Over the next few years we did all the things you’d expect in an activist campaign: picketing whaling nations’ consulates, dawn services outside the Albany whaling station, displays and (limited) dialogue in the Albany Town Hall, media, education, petitioning, lobbying, bike pranging and so on.  By 1977/78 polls were showing around 90% of Australians opposed to whaling, although it was only about 50:50 in WA – a long way from vehement pro-whale sentiment there now.

The Fraser Government announced an Inquiry Into Whales and Whaling in 1978, and FOE was among the handful of official Major Parties to the Inquiry.  Members of FOE Perth and then Chain Reaction Editor Barbara Hutton were there in Albany on the freezing opening day of the Inquiry when the whaling company announced it was going to shut down by the end of the year.

A major campaign goal achieved completely, hadn’t seen that happen much before 1978.  We checked our pulses and finding them there (if racing) waited for the alarm to go off.

It got even better.  FOE continued its active participation in the Inquiry as it moved to other cities, pursuing our other goals of declaration of a whale sanctuary within Australia’s territorial waters, a ban on importing whale products and for Australia to pursue with vigour the protection of whales internationally.  The inquiry reported strongly along these lines and successive Australian Governments have adopted a pro-whale stance.

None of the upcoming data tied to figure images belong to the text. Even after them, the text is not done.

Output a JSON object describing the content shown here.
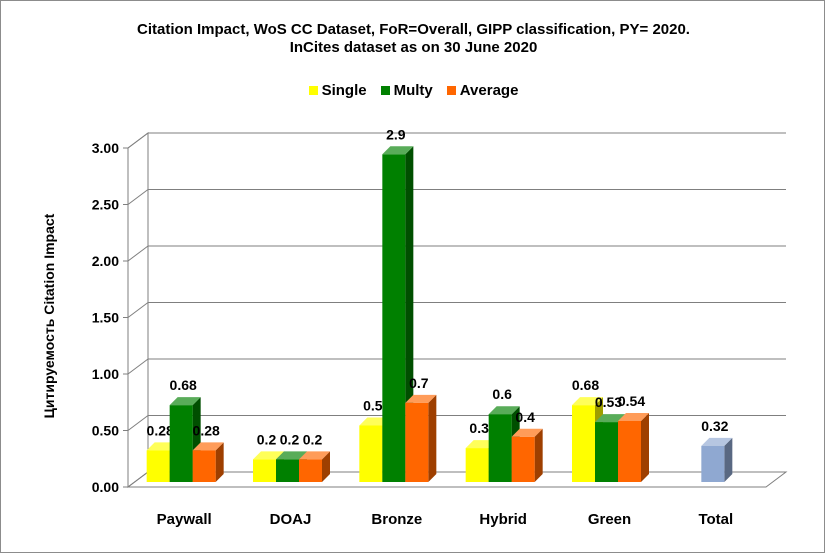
{
  "chart_data": {
    "type": "bar",
    "title": "Citation Impact, WoS CC Dataset, FoR=Overall, GIPP classification, PY= 2020.",
    "subtitle": "InCites dataset as on 30 June 2020",
    "ylabel": "Цитируемость Citation Impact",
    "xlabel": "",
    "ylim": [
      0,
      3
    ],
    "yticks": [
      "0.00",
      "0.50",
      "1.00",
      "1.50",
      "2.00",
      "2.50",
      "3.00"
    ],
    "grid": true,
    "legend_position": "top",
    "categories": [
      "Paywall",
      "DOAJ",
      "Bronze",
      "Hybrid",
      "Green",
      "Total"
    ],
    "series": [
      {
        "name": "Single",
        "color": "#ffff00",
        "values": [
          0.28,
          0.2,
          0.5,
          0.3,
          0.68,
          null
        ],
        "labels": [
          "0.28",
          "0.2",
          "0.5",
          "0.3",
          "0.68",
          ""
        ]
      },
      {
        "name": "Multy",
        "color": "#008000",
        "values": [
          0.68,
          0.2,
          2.9,
          0.6,
          0.53,
          null
        ],
        "labels": [
          "0.68",
          "0.2",
          "2.9",
          "0.6",
          "0.53",
          ""
        ]
      },
      {
        "name": "Average",
        "color": "#ff6600",
        "values": [
          0.28,
          0.2,
          0.7,
          0.4,
          0.54,
          null
        ],
        "labels": [
          "0.28",
          "0.2",
          "0.7",
          "0.4",
          "0.54",
          ""
        ]
      }
    ],
    "extra_bars": [
      {
        "category": "Total",
        "value": 0.32,
        "label": "0.32",
        "color": "#8fa8d1"
      }
    ]
  }
}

As witnessed at the recent International Whaling Commission meeting in Adelaide the last vestiges of the commercial whaling industry are being clung to tenaciously in Japan, Norway and the North Atlantic and the arguments seem to have changed not at all in 20 years.  Distressing indeed, but I’m just optimistic enough to believe we can see the end of this industry from bygone centuries sometime in the next 20 years, although I fear it may be towards the end of that period.